Vorstellung des Pakets „Fit für 55“ nach der Veröffentlichung des Berichts des Weltklimarates (Aussprache)
Herr Präsident, Herr Vizepräsident, Herr Minister, das haben meine Kollegen bereits gesagt: Dieses Klimapaket ist ein Schritt in die richtige Richtung, aber es fehlt tragischerweise an Ehrgeiz. Darüber hinaus stammt dieser Plan vom vergangenen Mai. Der jüngste IPCC-Bericht verspricht jedoch eine verheerende Zukunft, wenn man die Politik der kleinen feigen Schritte oder des „zugleich“ fortsetzt. Ganz zu schweigen vom gestrigen Bericht der Weltbank, in dem 200 Millionen Klimaflüchtlinge im Jahr 2050 prognostiziert werden. Was den Einsatz erneuerbarer Energien, Investitionen in 100 % grünen Wasserstoff, die Abschaffung von Subventionen für fossile Brennstoffe, die Abschaffung kostenloser Emissionszertifikate, eine wirklich umweltfreundliche Agrarpolitik, alles und überall betrifft, so muss viel schneller und viel stärker vorgegangen werden als vorgeschlagen. Die Klimauntätigkeit droht unsere Zukunft zu sprengen. Aus diesem Grund habe ich vor drei Jahren, als ich Bürgermeister war, eine Klage gegen den französischen Staat eingereicht, der sich der Sache des Jahrhunderts und ihren zwei Millionen Bürgerinnen und Bürgern angeschlossen hat. Die Stadt, die ich leitete, drohte unter Wasser zu geraten, und die französische Justiz gab mir Recht: Am 1. Juli verpflichtete der Conseil d’État Frankreich, innerhalb von neun Monaten zu handeln, um seine Emissionen unter Androhung von Sanktionen zu senken. Wird Europa also warten, bis es von der Justiz gezwungen wird, aus Mangel an Mut und Ehrgeiz zu handeln? Oder werden wir dieser gewaltigen Herausforderung gewachsen sein und stolz darauf sein, die notwendigen Entscheidungen getroffen zu haben, indem wir den Europäerinnen, Europäern und Experten demütig zugehört haben? (Der Präsident entzieht dem Redner das Wort.)
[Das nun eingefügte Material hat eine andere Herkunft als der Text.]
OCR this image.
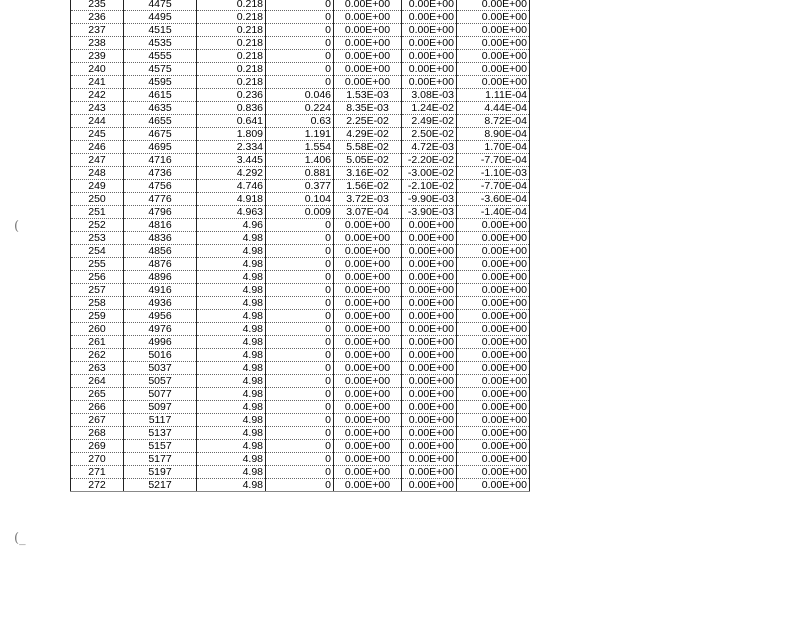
235	4475	0.218	0	0.00E+00	0.00E+00	0.00E+00
236	4495	0.218	0	0.00E+00	0.00E+00	0.00E+00
237	4515	0.218	0	0.00E+00	0.00E+00	0.00E+00
238	4535	0.218	0	0.00E+00	0.00E+00	0.00E+00
239	4555	0.218	0	0.00E+00	0.00E+00	0.00E+00
240	4575	0.218	0	0.00E+00	0.00E+00	0.00E+00
241	4595	0.218	0	0.00E+00	0.00E+00	0.00E+00
242	4615	0.236	0.046	1.53E-03	3.08E-03	1.11E-04
243	4635	0.836	0.224	8.35E-03	1.24E-02	4.44E-04
244	4655	0.641	0.63	2.25E-02	2.49E-02	8.72E-04
245	4675	1.809	1.191	4.29E-02	2.50E-02	8.90E-04
246	4695	2.334	1.554	5.58E-02	4.72E-03	1.70E-04
247	4716	3.445	1.406	5.05E-02	-2.20E-02	-7.70E-04
248	4736	4.292	0.881	3.16E-02	-3.00E-02	-1.10E-03
249	4756	4.746	0.377	1.56E-02	-2.10E-02	-7.70E-04
250	4776	4.918	0.104	3.72E-03	-9.90E-03	-3.60E-04
251	4796	4.963	0.009	3.07E-04	-3.90E-03	-1.40E-04
252	4816	4.96	0	0.00E+00	0.00E+00	0.00E+00
253	4836	4.98	0	0.00E+00	0.00E+00	0.00E+00
254	4856	4.98	0	0.00E+00	0.00E+00	0.00E+00
255	4876	4.98	0	0.00E+00	0.00E+00	0.00E+00
256	4896	4.98	0	0.00E+00	0.00E+00	0.00E+00
257	4916	4.98	0	0.00E+00	0.00E+00	0.00E+00
258	4936	4.98	0	0.00E+00	0.00E+00	0.00E+00
259	4956	4.98	0	0.00E+00	0.00E+00	0.00E+00
260	4976	4.98	0	0.00E+00	0.00E+00	0.00E+00
261	4996	4.98	0	0.00E+00	0.00E+00	0.00E+00
262	5016	4.98	0	0.00E+00	0.00E+00	0.00E+00
263	5037	4.98	0	0.00E+00	0.00E+00	0.00E+00
264	5057	4.98	0	0.00E+00	0.00E+00	0.00E+00
265	5077	4.98	0	0.00E+00	0.00E+00	0.00E+00
266	5097	4.98	0	0.00E+00	0.00E+00	0.00E+00
267	5117	4.98	0	0.00E+00	0.00E+00	0.00E+00
268	5137	4.98	0	0.00E+00	0.00E+00	0.00E+00
269	5157	4.98	0	0.00E+00	0.00E+00	0.00E+00
270	5177	4.98	0	0.00E+00	0.00E+00	0.00E+00
271	5197	4.98	0	0.00E+00	0.00E+00	0.00E+00
272	5217	4.98	0	0.00E+00	0.00E+00	0.00E+00
(
(_
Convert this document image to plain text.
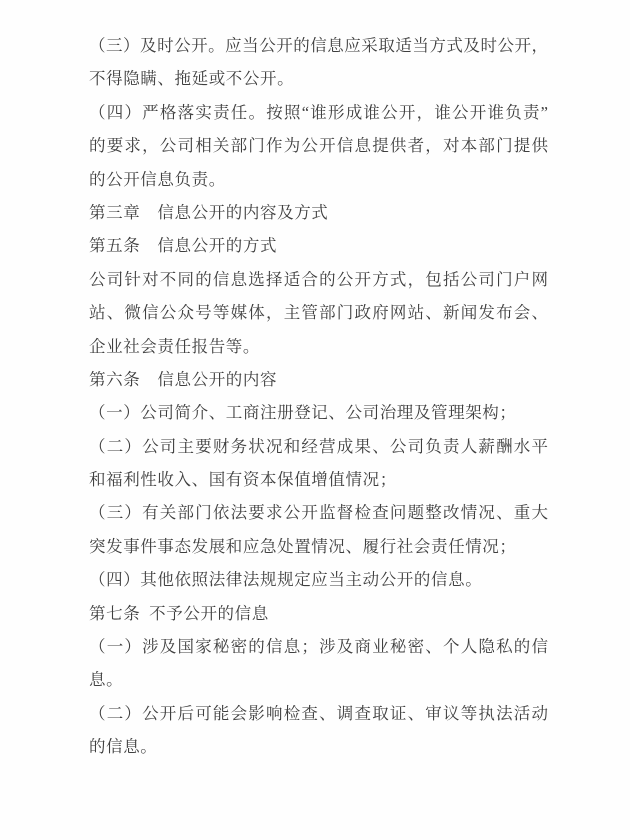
（三）及时公开。应当公开的信息应采取适当方式及时公开，
不得隐瞒、拖延或不公开。
（四）严格落实责任。按照“谁形成谁公开，谁公开谁负责”
的要求，公司相关部门作为公开信息提供者，对本部门提供
的公开信息负责。
第三章　信息公开的内容及方式
第五条　信息公开的方式
公司针对不同的信息选择适合的公开方式，包括公司门户网
站、微信公众号等媒体，主管部门政府网站、新闻发布会、
企业社会责任报告等。
第六条　信息公开的内容
（一）公司简介、工商注册登记、公司治理及管理架构；
（二）公司主要财务状况和经营成果、公司负责人薪酬水平
和福利性收入、国有资本保值增值情况；
（三）有关部门依法要求公开监督检查问题整改情况、重大
突发事件事态发展和应急处置情况、履行社会责任情况；
（四）其他依照法律法规规定应当主动公开的信息。
第七条 不予公开的信息
（一）涉及国家秘密的信息；涉及商业秘密、个人隐私的信
息。
（二）公开后可能会影响检查、调查取证、审议等执法活动
的信息。
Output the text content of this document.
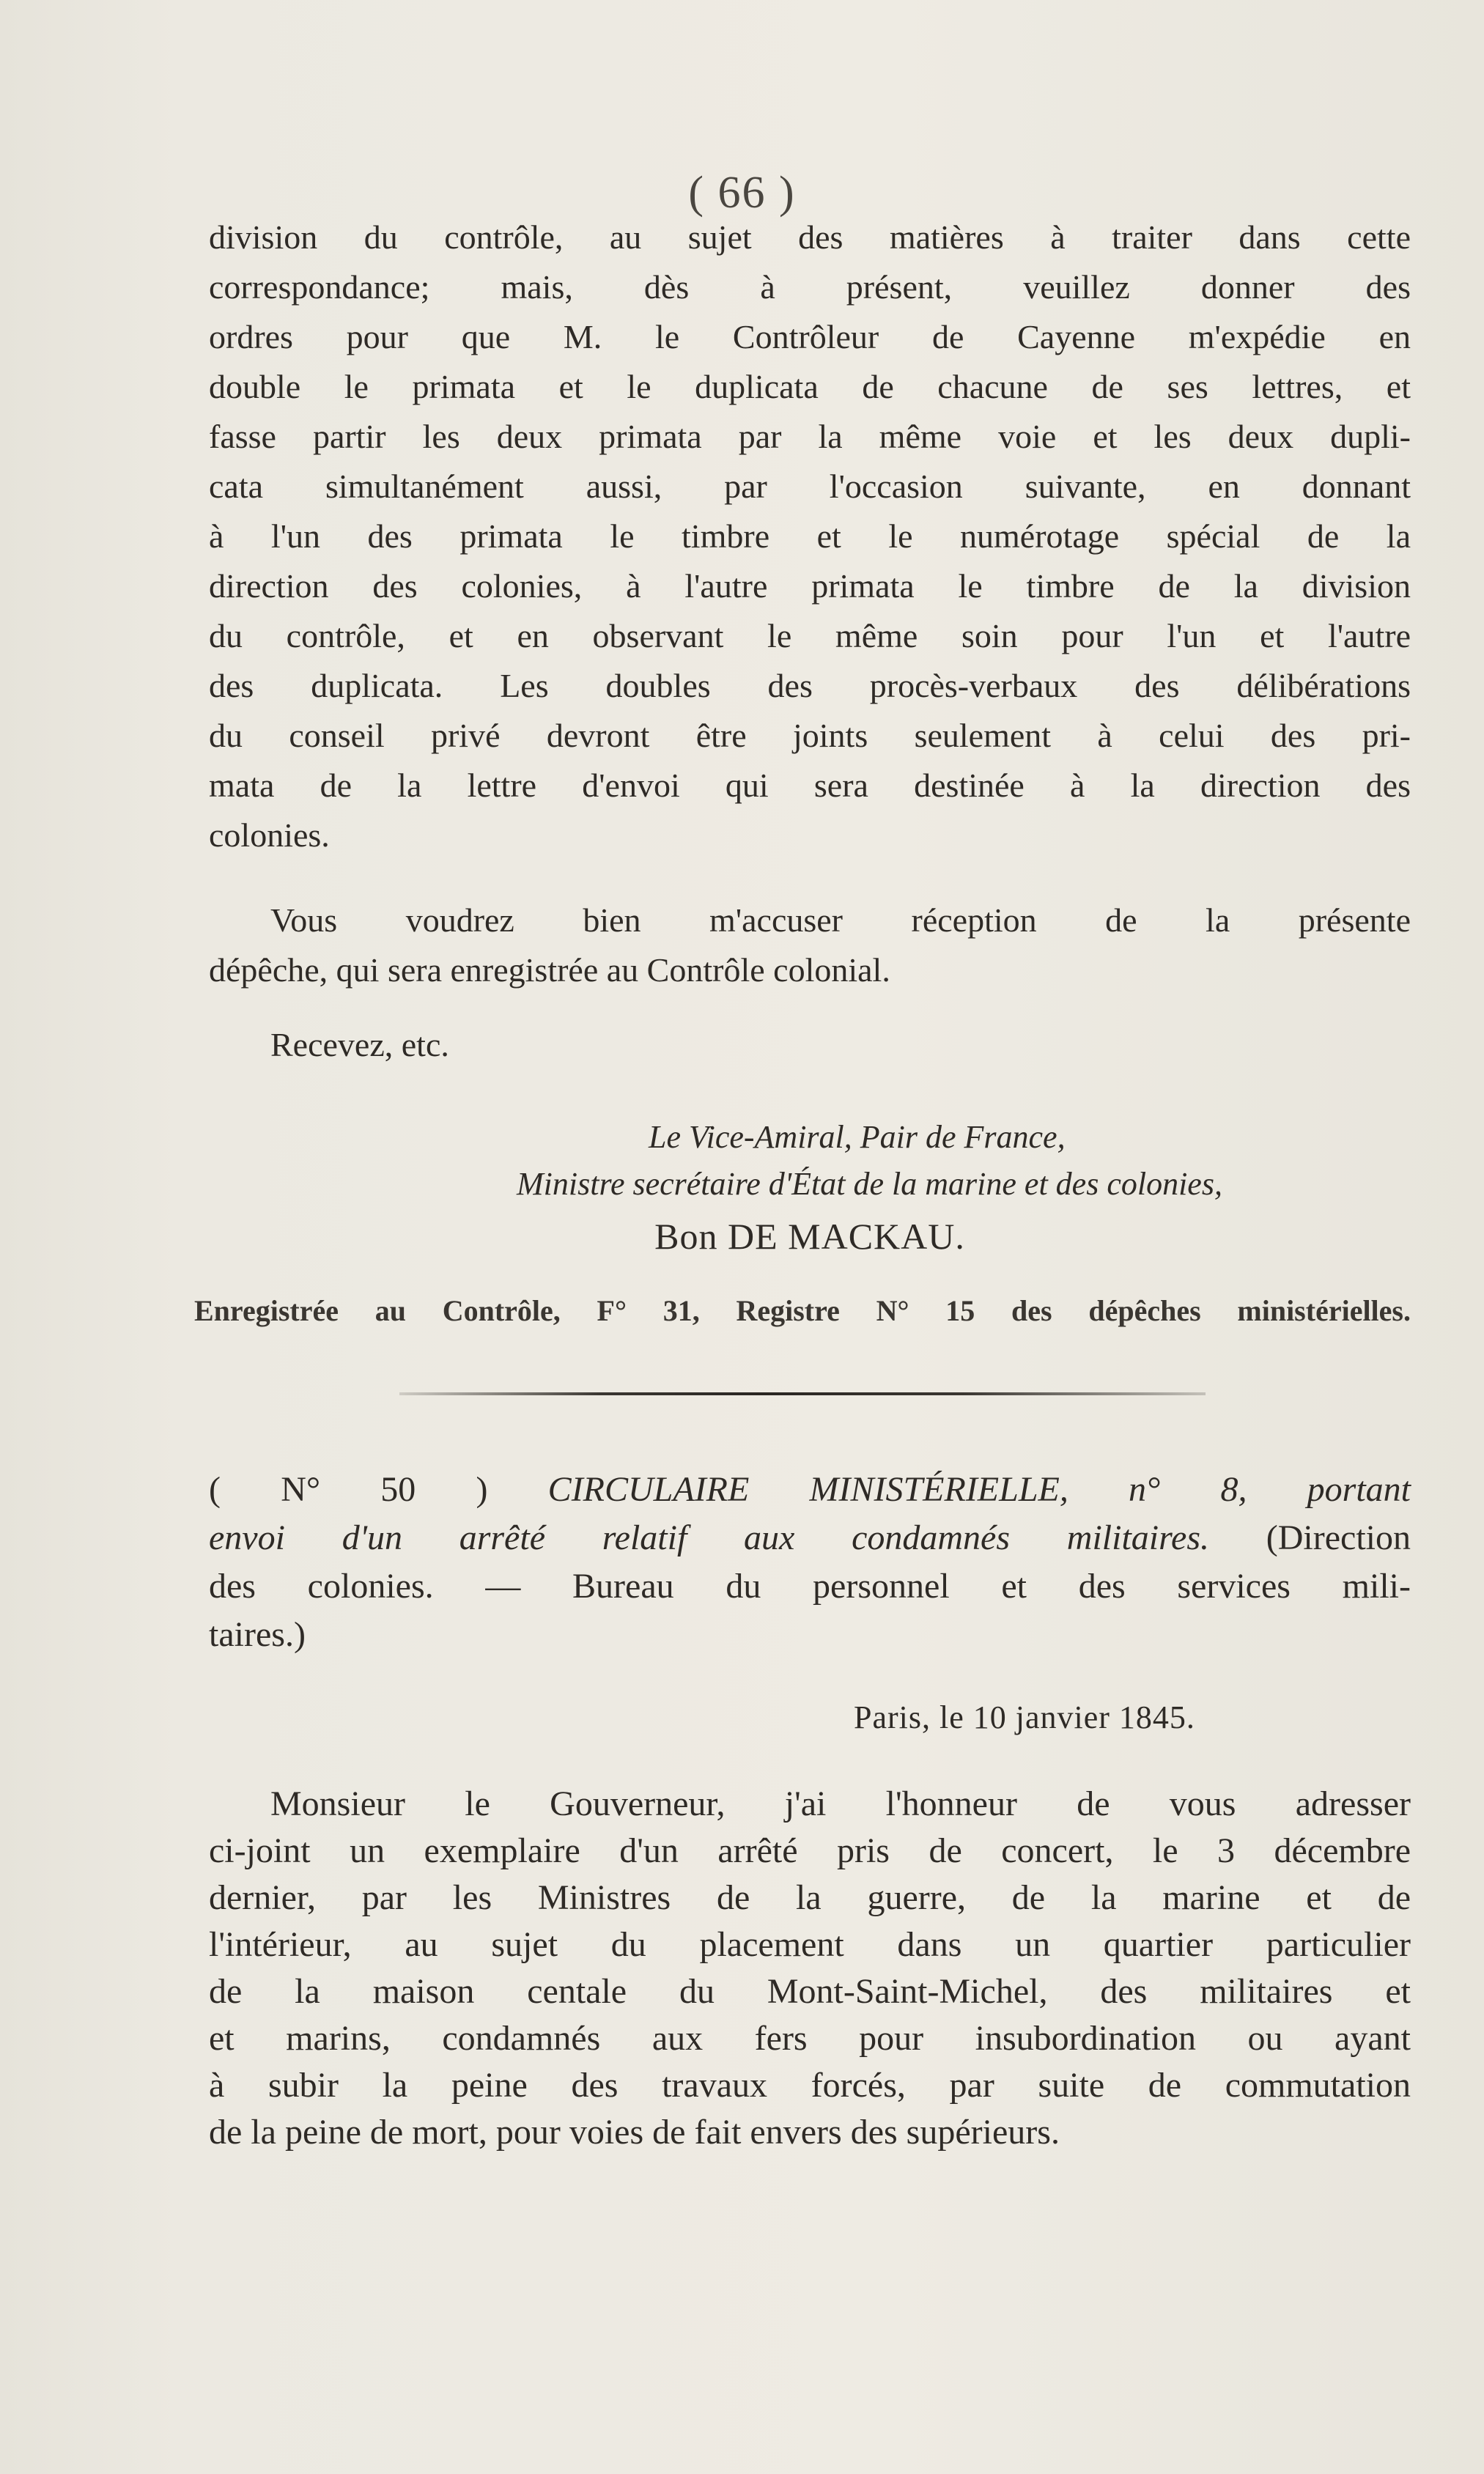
( 66 )
division du contrôle, au sujet des matières à traiter dans cette
correspondance; mais, dès à présent, veuillez donner des
ordres pour que M. le Contrôleur de Cayenne m'expédie en
double le primata et le duplicata de chacune de ses lettres, et
fasse partir les deux primata par la même voie et les deux dupli-
cata simultanément aussi, par l'occasion suivante, en donnant
à l'un des primata le timbre et le numérotage spécial de la
direction des colonies, à l'autre primata le timbre de la division
du contrôle, et en observant le même soin pour l'un et l'autre
des duplicata. Les doubles des procès-verbaux des délibérations
du conseil privé devront être joints seulement à celui des pri-
mata de la lettre d'envoi qui sera destinée à la direction des
colonies.
Vous voudrez bien m'accuser réception de la présente
dépêche, qui sera enregistrée au Contrôle colonial.
Recevez, etc.
Le Vice-Amiral, Pair de France,
Ministre secrétaire d'État de la marine et des colonies,
Bon DE MACKAU.
Enregistrée au Contrôle, F° 31, Registre N° 15 des dépêches ministérielles.
( N° 50 ) CIRCULAIRE MINISTÉRIELLE, n° 8, portant
envoi d'un arrêté relatif aux condamnés militaires. (Direction
des colonies. — Bureau du personnel et des services mili-
taires.)
Paris, le 10 janvier 1845.
Monsieur le Gouverneur, j'ai l'honneur de vous adresser
ci-joint un exemplaire d'un arrêté pris de concert, le 3 décembre
dernier, par les Ministres de la guerre, de la marine et de
l'intérieur, au sujet du placement dans un quartier particulier
de la maison centale du Mont-Saint-Michel, des militaires et
et marins, condamnés aux fers pour insubordination ou ayant
à subir la peine des travaux forcés, par suite de commutation
de la peine de mort, pour voies de fait envers des supérieurs.
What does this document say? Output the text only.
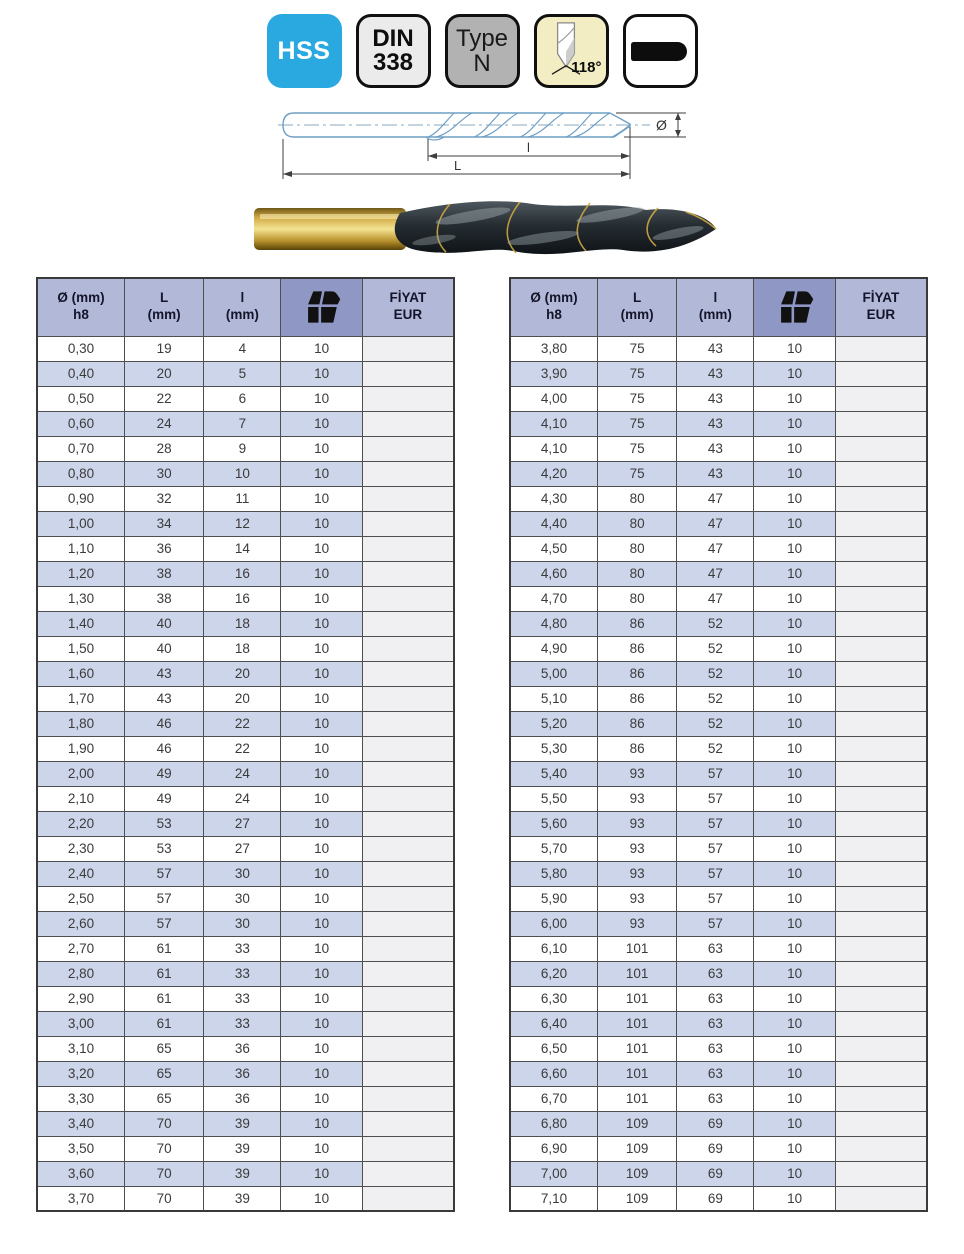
HSS DIN
338
Type
N	118°
Ø
l
L
Ø (mm)
h8

L
(mm)

l
(mm)

FİYAT
EUR

0,30	19	4	10	
0,40	20	5	10	
0,50	22	6	10	
0,60	24	7	10	
0,70	28	9	10	
0,80	30	10	10	
0,90	32	11	10	
1,00	34	12	10	
1,10	36	14	10	
1,20	38	16	10	
1,30	38	16	10	
1,40	40	18	10	
1,50	40	18	10	
1,60	43	20	10	
1,70	43	20	10	
1,80	46	22	10	
1,90	46	22	10	
2,00	49	24	10	
2,10	49	24	10	
2,20	53	27	10	
2,30	53	27	10	
2,40	57	30	10	
2,50	57	30	10	
2,60	57	30	10	
2,70	61	33	10	
2,80	61	33	10	
2,90	61	33	10	
3,00	61	33	10	
3,10	65	36	10	
3,20	65	36	10	
3,30	65	36	10	
3,40	70	39	10	
3,50	70	39	10	
3,60	70	39	10	
3,70	70	39	10	
Ø (mm)
h8

L
(mm)

l
(mm)

FİYAT
EUR

3,80	75	43	10	
3,90	75	43	10	
4,00	75	43	10	
4,10	75	43	10	
4,10	75	43	10	
4,20	75	43	10	
4,30	80	47	10	
4,40	80	47	10	
4,50	80	47	10	
4,60	80	47	10	
4,70	80	47	10	
4,80	86	52	10	
4,90	86	52	10	
5,00	86	52	10	
5,10	86	52	10	
5,20	86	52	10	
5,30	86	52	10	
5,40	93	57	10	
5,50	93	57	10	
5,60	93	57	10	
5,70	93	57	10	
5,80	93	57	10	
5,90	93	57	10	
6,00	93	57	10	
6,10	101	63	10	
6,20	101	63	10	
6,30	101	63	10	
6,40	101	63	10	
6,50	101	63	10	
6,60	101	63	10	
6,70	101	63	10	
6,80	109	69	10	
6,90	109	69	10	
7,00	109	69	10	
7,10	109	69	10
70. Jahrestag der Genfer Konvention (Aussprache)
Frau Präsidentin, Frau Kommissarin, Herr Minister, 82,3 Millionen sind laut dem jüngsten Bericht des Hohen Kommissars für Flüchtlinge die Zahl der Vertriebenen weltweit. 86 % dieser ins Exil gezwungenen Menschen werden in Entwicklungsländern aufgenommen. Die Europäische Union ist zwar ein wohlhabender Wirtschaftsraum, nimmt aber nur eine winzige Minderheit auf. Und auch hier kann man wirklich von Willkommen sprechen! In dem Moment, in dem ich mit Ihnen spreche, hat sich kein europäisches Land mit einem schrecklichen Déjà-vu-Gefühl verpflichtet, die 572 Menschen aufzunehmen, die von den Teams von SOS Méditerranée bei sechs Rettungsaktionen innerhalb von vier Tagen gerettet wurden. Das sind die heutigen Taten, Frau Kommissarin. In dem Moment, in dem ich mit Ihnen spreche, diskutiert Europa über einen Asyl- und Migrationspakt, bei dem die Mitgliedstaaten die Rückkehr von Asylsuchenden finanzieren könnten, anstatt sie aufzunehmen und menschlich und solidarisch zu sein. All dies ist eine sehr seltsame Art und Weise, das 70-jährige Bestehen der Genfer Konvention zu feiern, dieses Textes, in dem der Flüchtlingsstatus und die sich daraus ergebenden Verpflichtungen für die Staaten verankert sind. 70 Jahre später werden das Asylrecht und sein Grundprinzip, die Nichtzurückweisung, allzu oft misshandelt und mit Füßen getreten. 70 Jahre, liebe Kolleginnen und Kollegen, sind sehr jung, um von der Europäischen Union und ihren Mitgliedstaaten tot und begraben zu werden. Ja, Frau Kommissarin, die Genfer Konvention muss unsere üblen Ängste und Egoismen leben und überleben. Dieser Jahrestag muss Anlass für einen Aufbruch der Menschlichkeit sein. Die Europäische Union muss sich erholen und endlich ihre Würde wiedererlangen. Sie muss zu ihren Grundwerten zurückkehren. Sein Land zu verlassen, um zu überleben, ist eine Tragödie. Lassen Sie uns dem Drama kein Drama hinzufügen. Lasst uns diese Zufluchtssuchenden würdig willkommen heißen. Das ist unsere Pflicht. Menschlich und rechtlich verpflichtet uns die Genfer Konvention dazu.